De L’Étranger (Albert Camus) : un instant ramassé dans un éblouissement, un flottement, une sensation. Un texte relu régulièrement comme un besoin viscéral de s’y replonger, de revivre à l’infini ce moment de grâce où l’écriture se dissout dans un rayon de soleil. Comment réussir à capter le lecteur au point qu’il se souvienne de cette sensation toute sa vie ? C’est ce qui m’est arrivé.
De Loin d’eux (Laurent Mauvignier) : comme un plongeon dans un monologue infini, la découverte d’une autre langue, une révélation, comme l’envie d’y toucher, de s’y frotter, d’ouvrir des portes et une admiration inconditionnelle depuis ce début jusqu’à aujourd’hui.
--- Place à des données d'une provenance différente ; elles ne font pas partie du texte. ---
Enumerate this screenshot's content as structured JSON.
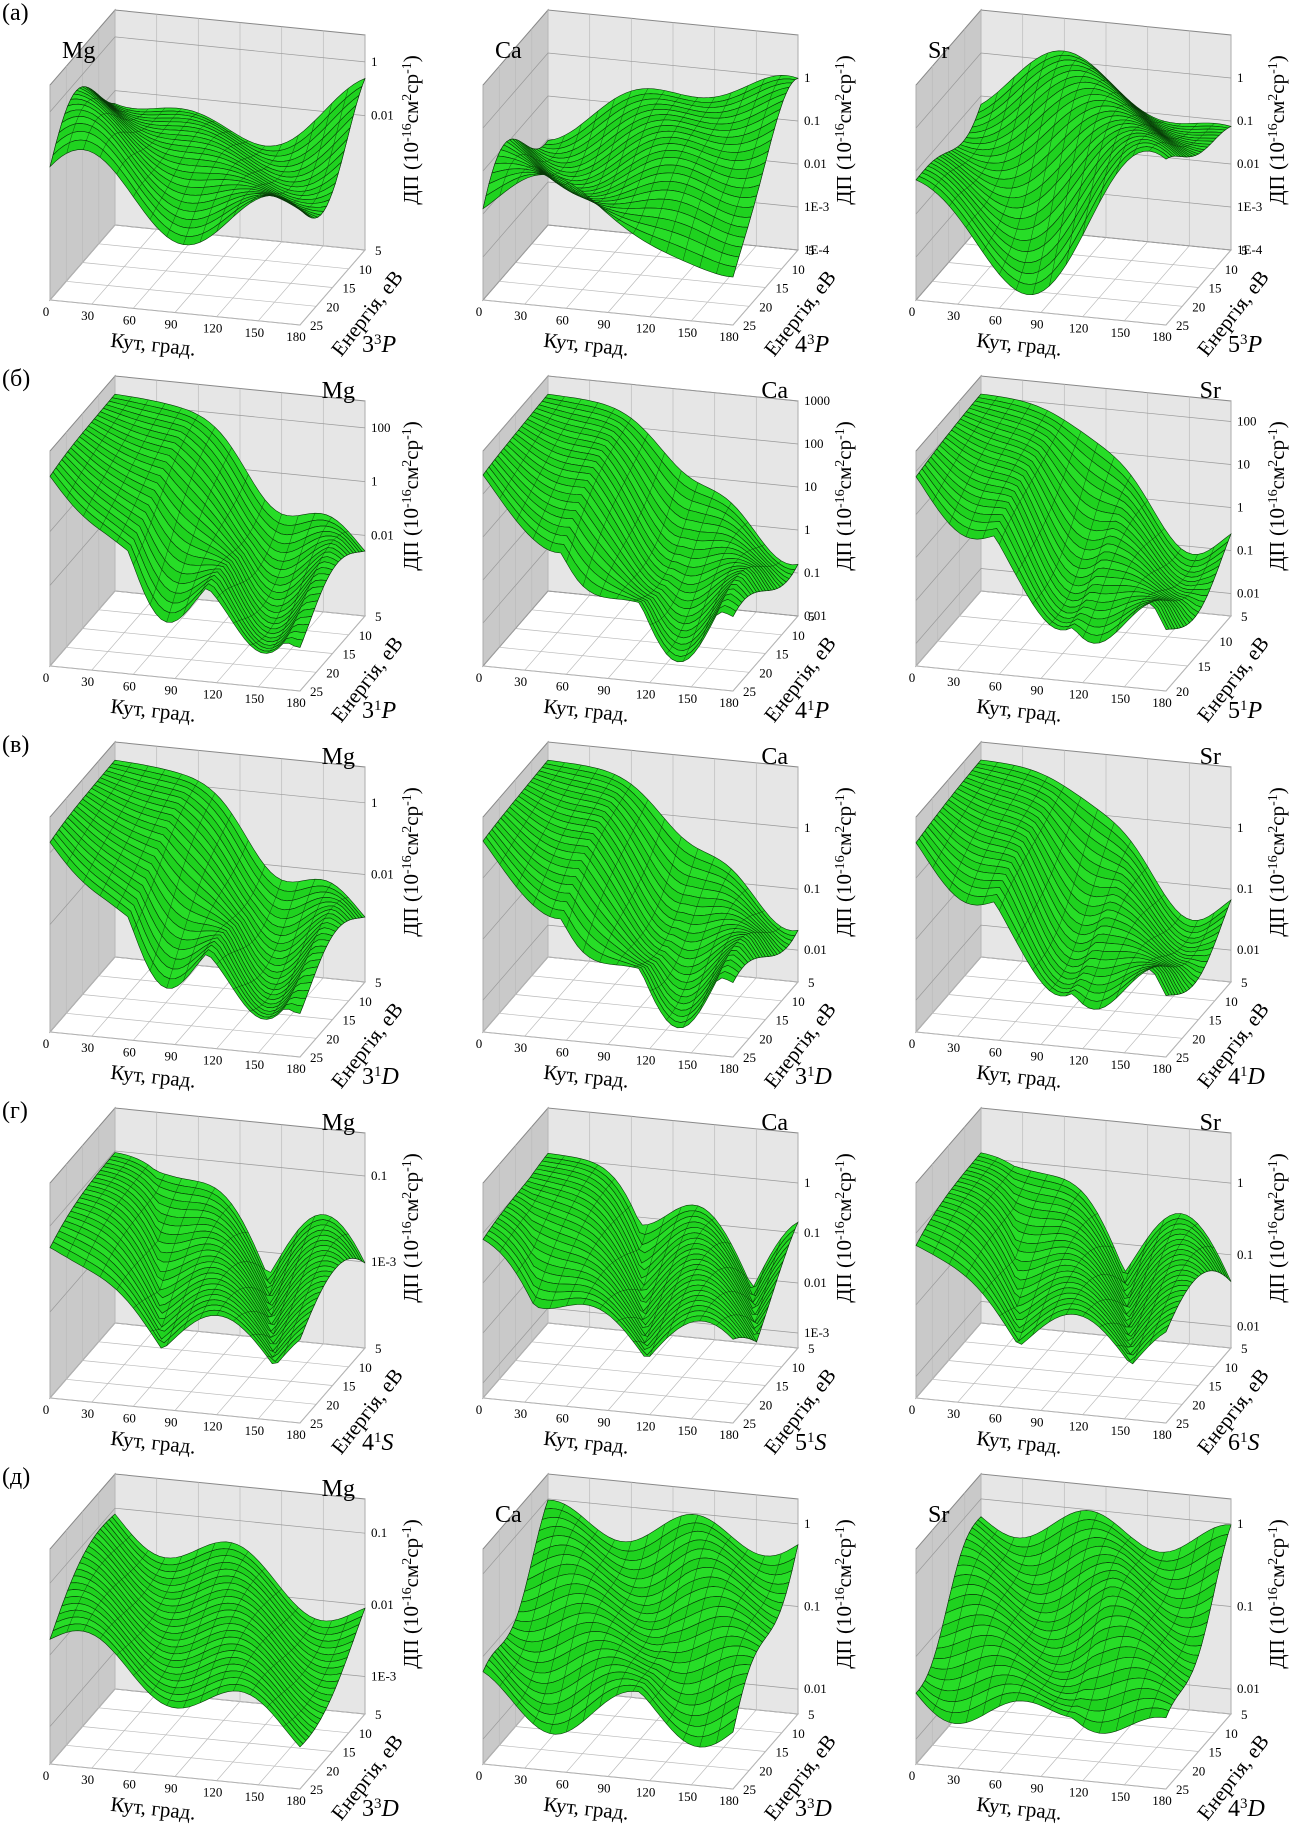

Une écriture en construction, en révélation. Suis fascinée. Beaucoup à apprendre de ces textes.
De La Mort du jeune aviateur anglais (Marguerite Duras) : comme un écho percutant, une gifle cinglante, une parole envoutante, une écriture du questionnement permanent. Je suis tombée en amour avec ce jeune aviateur dès la première lecture et depuis, je le garde dans mon cœur et j’y reviens pour ne pas l’oublier, pour m’imprégner des mots de celle qui jamais ne l’abandonnera.
De L’Écriture comme un couteau (Annie Ernaux) : c’est ça, comme un couteau. Que de choses à aller picorer. Un livre de bord qui me ramène sur le chemin de la pratique de l’écriture.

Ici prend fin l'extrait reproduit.